Pada prinsipnya apabila kedua orang istrinya itu sama-sama rela dan ikhlas untuk ditempatkan di dalam satu rumah yang sama, asalkan berbeda kamarnya, tidak ada larangan dalam hukum Islam.
Dasarnya adalah praktek yang langsung dilakukan oleh Rasulullah SAW kepada para istrinya. Aisyah radhiyallahu anha punya kamar yang berbeda dengan kamar-kamar istri beliau SAW yang lain. Namun sebagian sejarawan mengatakan mereka bukan tinggal di dalam rumah yang sama. Hanya saja rumah-rumah mereka memang sangat kecil, sehingga sering disebut dengan kamar (juhrah). Namun gedungnya tetap terpisah dan berlainan.
Kalau pun ternyata ditempatkan di dalam satu rumah dan satu atap, tetap harus di kamar-kamar yang berbeda. Kenapa tetap harus beda kamar?
Karena kamar itu representasi dari menjaga aurat.

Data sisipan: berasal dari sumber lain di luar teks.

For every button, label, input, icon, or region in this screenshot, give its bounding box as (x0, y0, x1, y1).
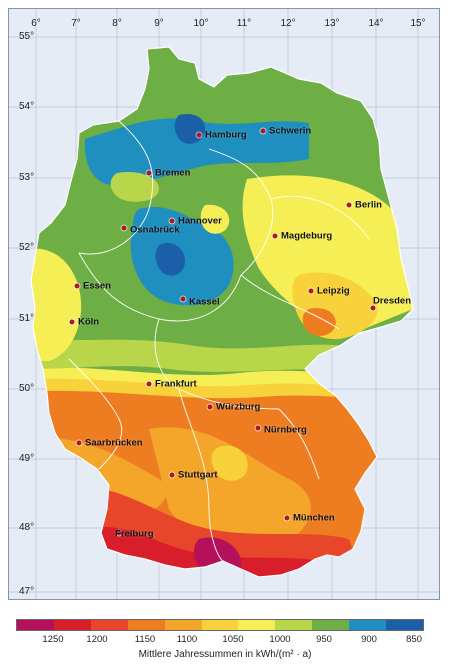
legend-swatch (238, 620, 276, 630)
city-label-schwerin: Schwerin (269, 125, 312, 137)
latitude-label: 55° (19, 31, 35, 42)
city-label-nuernberg: Nürnberg (264, 424, 307, 436)
germany-outline (30, 46, 414, 578)
legend-swatch (201, 620, 239, 630)
longitude-label: 9° (154, 18, 164, 29)
city-dot (207, 404, 213, 410)
city-label-muenchen: München (293, 512, 335, 524)
legend-tick-label: 1250 (42, 634, 64, 645)
city-label-koeln: Köln (78, 316, 100, 328)
longitude-label: 13° (324, 18, 340, 29)
city-dot (76, 440, 82, 446)
latitude-label: 52° (19, 242, 35, 253)
city-label-essen: Essen (83, 280, 111, 292)
legend-swatch (386, 620, 423, 630)
city-label-freiburg: Freiburg (115, 528, 154, 540)
legend-swatch (90, 620, 128, 630)
latitude-label: 53° (19, 172, 35, 183)
latitude-label: 54° (19, 101, 35, 112)
legend-caption: Mittlere Jahressummen in kWh/(m² · a) (138, 649, 312, 660)
legend-tick-label: 850 (406, 634, 422, 645)
longitude-label: 14° (368, 18, 384, 29)
legend-swatch (127, 620, 165, 630)
city-label-hannover: Hannover (178, 215, 222, 227)
legend-swatch (164, 620, 202, 630)
city-dot (116, 530, 122, 536)
state-borders (68, 120, 370, 562)
city-label-dresden: Dresden (373, 295, 412, 307)
solar-irradiation-map: 6° 7° 8° 9° 10° 11° 12° 13° 14° 15° 55° … (8, 8, 440, 600)
city-dot (169, 218, 175, 224)
city-dot (308, 288, 314, 294)
legend-tick-label: 1000 (269, 634, 291, 645)
latitude-label: 51° (19, 313, 35, 324)
city-label-stuttgart: Stuttgart (178, 469, 218, 481)
city-label-magdeburg: Magdeburg (281, 230, 333, 242)
legend-swatch (312, 620, 350, 630)
city-dot (346, 202, 352, 208)
legend-tick-label: 1050 (222, 634, 244, 645)
latitude-label: 49° (19, 453, 35, 464)
legend-swatch (275, 620, 313, 630)
legend-swatch (17, 620, 54, 630)
city-dot (121, 225, 127, 231)
city-label-leipzig: Leipzig (317, 285, 350, 297)
city-dot (284, 515, 290, 521)
longitude-label: 6° (31, 18, 41, 29)
city-label-kassel: Kassel (189, 296, 220, 308)
city-label-osnabrueck: Osnabrück (130, 224, 180, 236)
germany-map-graphic (9, 9, 439, 599)
city-dot (370, 305, 376, 311)
city-dot (69, 319, 75, 325)
legend-tick-label: 1200 (86, 634, 108, 645)
legend-tick-label: 900 (361, 634, 377, 645)
latitude-label: 48° (19, 522, 35, 533)
city-label-hamburg: Hamburg (205, 129, 247, 141)
longitude-label: 12° (280, 18, 296, 29)
longitude-label: 8° (112, 18, 122, 29)
city-dot (196, 132, 202, 138)
city-label-frankfurt: Frankfurt (155, 378, 197, 390)
legend-color-scale (16, 619, 424, 631)
legend-tick-label: 1100 (176, 634, 198, 645)
city-label-bremen: Bremen (155, 167, 191, 179)
city-dot (169, 472, 175, 478)
city-dot (74, 283, 80, 289)
longitude-label: 7° (71, 18, 81, 29)
legend-tick-label: 1150 (134, 634, 156, 645)
latitude-label: 50° (19, 383, 35, 394)
legend-swatch (53, 620, 91, 630)
city-label-berlin: Berlin (355, 199, 382, 211)
city-dot (272, 233, 278, 239)
legend-swatch (349, 620, 387, 630)
legend-tick-label: 950 (316, 634, 332, 645)
city-dot (255, 425, 261, 431)
longitude-label: 11° (236, 18, 252, 29)
city-label-wuerzburg: Würzburg (216, 401, 261, 413)
city-dot (260, 128, 266, 134)
latitude-label: 47° (19, 586, 35, 597)
city-dot (180, 296, 186, 302)
city-dot (146, 170, 152, 176)
longitude-label: 10° (193, 18, 209, 29)
city-label-saarbruecken: Saarbrücken (85, 437, 143, 449)
longitude-label: 15° (410, 18, 426, 29)
city-dot (146, 381, 152, 387)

Mengingat meski kedua istri itu sudah dianggap satu keluarga, namun tetap ada aurat yang harus dijaga di antara keduanya. Benar bahwa tidak ada batas aurat antara suami istri, tetapi dengan sesama istri, walau pun sama-sama bersuamikan orang yang sama, tetap harus ada batas aurat.
Bila seorang suami sedang berhubungan dengan salah satu istrinya, maka istri yang lainnya tetap haram untuk melihat atau hadir di dalamnya. Apalagi ikutan berhubungan juga, maka hukumnya lebih haram lagi.
Karena itulah bila seorang suami sedang bercumbu dengan salah satu istrinya, maka kedua harus istitar (bersembunyi di balik hijab) dari istri yang lainnya.
Tapi yang lebih sering terjadi justru para wanita yang sama-sama dimadu oleh seorang suami, tidak akan pernah rela bila ditempatkan di dalam satu rumah yang sama. Dan bila hal itu terjadi pada diri seorang wanita, tidak bisa dinafikan. Sebab itulah yang juga terjadi pada para istri Nabi SAW.